バベルが思いっきり夜雪を地面に向けて投げる。搭の地面が破壊され、粉塵が舞う。
夜雪は49階へ落とされた。
「やあ夜桜ちゃん。私の仲間にならないかい?」
バベルは夜桜をつかみにかかる。
「死んで!!」
夜桜は刀を鞘から抜き、つかみにきた左手を一刀両断した。夜雪の雪化粧のおかげもあって威力が増し、バベルの手をますかけ線のように切った。
「痛っ!!やっぱりツンツンしてるところもかわいいなぁ~」
バベルはまったく気にせずに切られた左手で掴もうとする。が、刀をその手にまた突き刺した。
夜雪の異能力によって刀が拡大する。夜桜は左手をそのまま切り裂く。
「いたぁあああ!!!!!!」
バベルは塔全体に響くような声で叫んだ。「もう許さない!お前は俺がじっくり痛めつけて殺すと決めた!!」
バベルは右手で夜桜を掴む。そして搭の壁へ押し付け、背中の魔法陣のようなものから短剣を引き抜く。魔法陣みたいだと思われていたのは短剣をつなげて作った輪だった。そしてその短剣を夜桜の肩に突き刺した。夜桜は悲鳴を上げる。
「いいねえ~!!メインディッシュは後ほどで、オードブルーをいただこうか!!」
バベルは49階にいる夜雪を掴まえた。
バベルは同じく夜雪を塔の壁に押し付けると短剣を夜雪の心臓めがけて突き刺した―が、短剣は夜雪を突き刺すことは無かった。夜雪は雪化したことで攻撃を受け流した。そして、バベルの手からも雪化でぬけた。
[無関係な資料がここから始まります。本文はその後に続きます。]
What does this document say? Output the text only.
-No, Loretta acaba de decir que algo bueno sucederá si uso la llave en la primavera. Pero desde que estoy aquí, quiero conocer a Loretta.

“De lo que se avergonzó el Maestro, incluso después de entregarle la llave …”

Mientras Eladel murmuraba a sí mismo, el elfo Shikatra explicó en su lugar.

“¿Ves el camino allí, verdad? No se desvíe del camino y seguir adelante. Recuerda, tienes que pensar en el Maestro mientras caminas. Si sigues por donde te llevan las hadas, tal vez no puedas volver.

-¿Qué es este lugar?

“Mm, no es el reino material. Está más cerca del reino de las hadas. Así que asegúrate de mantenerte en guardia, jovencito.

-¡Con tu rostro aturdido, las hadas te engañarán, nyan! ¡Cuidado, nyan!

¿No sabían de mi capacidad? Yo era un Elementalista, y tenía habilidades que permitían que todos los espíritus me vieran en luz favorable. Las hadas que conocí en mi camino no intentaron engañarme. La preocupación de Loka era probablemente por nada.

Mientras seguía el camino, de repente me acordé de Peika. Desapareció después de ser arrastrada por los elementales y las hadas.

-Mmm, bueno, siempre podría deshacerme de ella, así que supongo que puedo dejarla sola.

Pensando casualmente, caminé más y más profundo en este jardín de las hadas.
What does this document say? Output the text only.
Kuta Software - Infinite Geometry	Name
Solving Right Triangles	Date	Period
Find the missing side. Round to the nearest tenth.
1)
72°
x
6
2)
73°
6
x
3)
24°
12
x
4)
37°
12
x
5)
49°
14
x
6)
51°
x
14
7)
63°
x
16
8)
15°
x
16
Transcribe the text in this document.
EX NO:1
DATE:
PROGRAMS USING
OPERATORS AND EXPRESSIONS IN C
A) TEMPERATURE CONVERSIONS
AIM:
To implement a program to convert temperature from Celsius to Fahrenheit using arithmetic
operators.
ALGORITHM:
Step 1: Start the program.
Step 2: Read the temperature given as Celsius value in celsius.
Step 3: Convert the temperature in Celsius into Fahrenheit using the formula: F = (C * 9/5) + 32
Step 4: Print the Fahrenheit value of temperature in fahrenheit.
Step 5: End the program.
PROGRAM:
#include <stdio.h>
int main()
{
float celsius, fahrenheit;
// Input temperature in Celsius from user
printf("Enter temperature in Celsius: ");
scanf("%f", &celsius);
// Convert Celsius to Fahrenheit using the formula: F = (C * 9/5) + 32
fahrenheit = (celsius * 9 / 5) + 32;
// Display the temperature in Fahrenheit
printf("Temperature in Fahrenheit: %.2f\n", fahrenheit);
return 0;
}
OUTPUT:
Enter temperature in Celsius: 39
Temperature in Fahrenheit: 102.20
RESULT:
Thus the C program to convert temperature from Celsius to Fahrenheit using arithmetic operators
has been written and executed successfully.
「やっとだ....はぁ....これが....僕の.....目的です....外を見てください....ハァ...」
夜雪は息切れしながらも口にした。バベルは窓の外を見る。するとそこにあったのは雪の壁だった。
「まさかっ!!???!?」
「そうです....お気づきのとおり...この搭を鎌倉で囲ったのです...!!!」
夜雪は笑みを浮かべ、搭の外へと行った。
「異能力覚醒! 【雪舞 雪護霊兵】!!」
すると夜雪を大量の雪が囲み巨大化する。そう、搭ほどの大きさに。
「お、おおおお!!面白い!!」
バベルが雪護霊兵に気をとられているといつの間にか夜桜が開放されていた。
「ありがとう、夜雪君。」
雪化粧が夜桜の傷を応急処置として止血している。
「ユキゲショウハ....モウ、モタナイ......イマカラ、トウヲ、ハカイ...スル!!!」
ゴーレム状態でうまく言葉をつなげない中、夜雪は伝えた。
そして夜雪が50階を殴りにかかる。
「いざ、勝負!!!」
バベルが搭から出て一撃をとめる。
バベルはそのまま巨大化し、ゴーレムとほとんどおなじ大きさになった。